SW: Ah, see, I have come to realize, after all these years of doing journalism and criticism and feature writing and publishing reporting, that I am actually a pretty good marketer. I joked to my publisher that I was less concerned with reading reviews on Goodreads and Amazon than I was about making sure the metadata was on the level and that the search engine optimization was 100 percent sound (you may surmise I am a geek, and this is correct.) So by virtue of the niches I’ve occupied — editing anthologies of women crime writers of the mid-20th century, then true crime at the intersection of culture, also usually 20th century — that adds up to a pretty tangible brand. My newsletter’s called The Crime Lady for a reason: it’s the simplest, pithiest phrase to describe what I do all day, and what I plan to do all day for the rest of my working life.
So maybe that’s another way I admire the Nabokovian desire for utter authorial control. I’d also rather people respond to my work, and not to me personally. It’s only recently that I’ve felt confident enough to venture into personal essay territory. I never felt I was much good at it before and hid behind writing about other people. But when it’s done well, the personal essay is one of the most rewarding genres of writing. I just finished Anne Boyer’s new collection, A Handbook of Disappointed Fate, and that sparked my mind in ways I’m still contending with. So too do hybrid-y writers like Maggie Nelson or Nathalie Leger (everybody has to read Suite For Barbara Loden!) or, from earlier decades, Theresa Hak-Kyung Cha or Elizabeth Smart or Elizabeth MacNeill aka Ingeborg Day. I love writers who engage me on every possible level. But I also love a damn good yarn, too.
AC: Finally, I know you talked to Sally’s surviving relatives as part of your research, and I’m curious if you’ve reached out to them again — or plan to — now that it’s finished. Have they read the book?
SW: I’ve stayed in contact with Diana, Sally’s niece, yes. (I spoke with her father, Al Panaro, for the original Hazlitt article, but he passed away in 2016. There may be other relatives who emerge, but I didn’t find them!) She hasn’t read the book as of this writing, but I suspect she may have by the time The Real Lolita publishes.

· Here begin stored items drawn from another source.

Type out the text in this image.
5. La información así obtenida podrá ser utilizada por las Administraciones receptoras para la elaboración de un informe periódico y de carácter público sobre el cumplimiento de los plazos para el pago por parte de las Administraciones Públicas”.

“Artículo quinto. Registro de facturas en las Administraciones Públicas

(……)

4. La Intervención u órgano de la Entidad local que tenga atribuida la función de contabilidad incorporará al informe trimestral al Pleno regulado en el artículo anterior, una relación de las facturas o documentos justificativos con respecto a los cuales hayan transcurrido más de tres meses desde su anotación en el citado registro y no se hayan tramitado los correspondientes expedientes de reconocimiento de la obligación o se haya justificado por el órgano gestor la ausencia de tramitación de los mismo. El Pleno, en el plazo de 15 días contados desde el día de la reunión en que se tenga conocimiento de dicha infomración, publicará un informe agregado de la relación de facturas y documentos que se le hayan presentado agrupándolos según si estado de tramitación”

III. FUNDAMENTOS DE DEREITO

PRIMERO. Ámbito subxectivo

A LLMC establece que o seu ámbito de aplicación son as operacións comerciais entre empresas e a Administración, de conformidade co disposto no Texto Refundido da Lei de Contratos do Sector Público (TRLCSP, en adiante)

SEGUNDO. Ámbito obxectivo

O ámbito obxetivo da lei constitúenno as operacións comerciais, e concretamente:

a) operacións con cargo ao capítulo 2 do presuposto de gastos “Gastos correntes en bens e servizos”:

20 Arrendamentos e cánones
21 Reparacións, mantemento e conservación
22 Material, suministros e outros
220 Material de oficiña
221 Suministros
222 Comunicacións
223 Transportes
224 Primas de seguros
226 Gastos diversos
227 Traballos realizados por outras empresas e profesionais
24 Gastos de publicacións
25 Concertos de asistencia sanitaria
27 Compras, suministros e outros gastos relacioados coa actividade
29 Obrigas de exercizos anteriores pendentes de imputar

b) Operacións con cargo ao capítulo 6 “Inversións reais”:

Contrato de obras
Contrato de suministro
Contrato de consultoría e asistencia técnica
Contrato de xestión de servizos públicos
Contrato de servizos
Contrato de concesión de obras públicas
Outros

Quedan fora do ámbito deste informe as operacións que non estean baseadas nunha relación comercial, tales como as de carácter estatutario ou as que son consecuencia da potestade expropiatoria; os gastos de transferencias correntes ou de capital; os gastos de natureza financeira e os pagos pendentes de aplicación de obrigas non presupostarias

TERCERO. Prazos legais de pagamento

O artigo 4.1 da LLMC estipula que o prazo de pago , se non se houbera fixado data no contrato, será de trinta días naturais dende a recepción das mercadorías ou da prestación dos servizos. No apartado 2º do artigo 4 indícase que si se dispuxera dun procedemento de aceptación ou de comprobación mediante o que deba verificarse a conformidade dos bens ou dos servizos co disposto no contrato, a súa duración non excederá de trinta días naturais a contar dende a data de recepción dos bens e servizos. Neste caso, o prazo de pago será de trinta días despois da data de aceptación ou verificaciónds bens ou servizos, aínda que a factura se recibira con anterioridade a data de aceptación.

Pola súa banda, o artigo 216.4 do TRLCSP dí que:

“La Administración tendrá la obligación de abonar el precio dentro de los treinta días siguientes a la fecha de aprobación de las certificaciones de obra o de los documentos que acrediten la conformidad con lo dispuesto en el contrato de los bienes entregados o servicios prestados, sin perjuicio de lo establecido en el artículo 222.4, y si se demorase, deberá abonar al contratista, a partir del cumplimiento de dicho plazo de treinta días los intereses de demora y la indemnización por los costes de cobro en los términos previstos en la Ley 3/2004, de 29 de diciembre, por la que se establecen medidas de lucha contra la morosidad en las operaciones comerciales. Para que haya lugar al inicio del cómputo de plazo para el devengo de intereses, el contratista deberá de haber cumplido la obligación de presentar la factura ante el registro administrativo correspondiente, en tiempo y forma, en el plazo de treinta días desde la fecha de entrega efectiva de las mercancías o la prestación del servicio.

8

There’s no hard and fast rule about how long to stay in touch with sources after an article or a book publishes — I’ve talked to fellow journalists about this, some do, some do not — but it felt important for me to keep Diana apprised of some of the major publishing developments, since Sally Horner will belong to the world in a bigger, more archetypal way than ever before. But for Diana, Sally was family, the aunt she barely knew (because she died when Diana was only 4 years old), memories informed by photographs and film clips a whole lot more than the actual person. And if I lose track of that, and also a sense of care and duty, I’ll feel like I did a real disservice to everyone.

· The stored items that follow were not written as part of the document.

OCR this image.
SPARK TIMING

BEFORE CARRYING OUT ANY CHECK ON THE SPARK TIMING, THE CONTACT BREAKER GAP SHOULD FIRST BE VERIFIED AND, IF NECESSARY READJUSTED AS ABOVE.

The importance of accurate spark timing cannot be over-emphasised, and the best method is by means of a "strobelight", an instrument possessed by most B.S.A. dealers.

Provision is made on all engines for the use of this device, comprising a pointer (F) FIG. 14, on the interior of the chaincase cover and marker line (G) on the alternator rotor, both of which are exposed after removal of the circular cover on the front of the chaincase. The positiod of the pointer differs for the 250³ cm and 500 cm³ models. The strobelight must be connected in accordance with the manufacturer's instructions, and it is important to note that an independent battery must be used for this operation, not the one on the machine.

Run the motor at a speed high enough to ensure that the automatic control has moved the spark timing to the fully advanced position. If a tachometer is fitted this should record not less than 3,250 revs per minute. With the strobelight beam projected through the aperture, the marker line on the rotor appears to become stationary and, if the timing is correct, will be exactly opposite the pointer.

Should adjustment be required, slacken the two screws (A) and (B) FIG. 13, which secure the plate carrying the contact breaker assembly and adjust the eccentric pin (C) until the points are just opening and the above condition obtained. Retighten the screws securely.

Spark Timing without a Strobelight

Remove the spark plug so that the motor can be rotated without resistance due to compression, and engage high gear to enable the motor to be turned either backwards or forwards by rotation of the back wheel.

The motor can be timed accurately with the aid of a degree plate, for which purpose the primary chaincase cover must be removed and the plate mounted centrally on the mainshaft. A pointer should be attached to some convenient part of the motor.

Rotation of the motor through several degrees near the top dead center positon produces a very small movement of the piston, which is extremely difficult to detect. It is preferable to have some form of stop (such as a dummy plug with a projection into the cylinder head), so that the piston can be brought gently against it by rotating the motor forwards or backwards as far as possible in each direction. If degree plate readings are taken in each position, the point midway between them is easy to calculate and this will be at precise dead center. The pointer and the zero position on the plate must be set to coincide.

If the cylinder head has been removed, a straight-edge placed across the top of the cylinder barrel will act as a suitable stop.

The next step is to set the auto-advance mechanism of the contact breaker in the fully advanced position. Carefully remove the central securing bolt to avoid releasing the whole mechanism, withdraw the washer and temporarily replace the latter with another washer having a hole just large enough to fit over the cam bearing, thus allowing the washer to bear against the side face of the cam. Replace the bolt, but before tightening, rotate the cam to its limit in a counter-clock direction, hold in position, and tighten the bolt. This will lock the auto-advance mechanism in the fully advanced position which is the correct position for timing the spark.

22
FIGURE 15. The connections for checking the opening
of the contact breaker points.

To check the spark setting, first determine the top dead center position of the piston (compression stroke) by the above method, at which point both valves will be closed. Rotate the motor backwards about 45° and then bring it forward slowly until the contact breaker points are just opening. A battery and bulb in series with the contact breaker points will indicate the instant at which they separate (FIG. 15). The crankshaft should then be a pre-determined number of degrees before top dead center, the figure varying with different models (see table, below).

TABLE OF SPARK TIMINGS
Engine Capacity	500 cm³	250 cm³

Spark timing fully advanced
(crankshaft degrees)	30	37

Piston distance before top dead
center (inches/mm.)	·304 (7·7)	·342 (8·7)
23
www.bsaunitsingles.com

Obviously, The Real Lolita is my version of Sally Horner’s kidnapping, rescue, and tragic demise. Other people could have, and do, put together their own versions. But the only one who could really tell her story fully and properly is Sally herself. Since she cannot, and never got a chance to, I hope I did the best I could, and that Sally remains in our cultural consciousness from now on, and for good.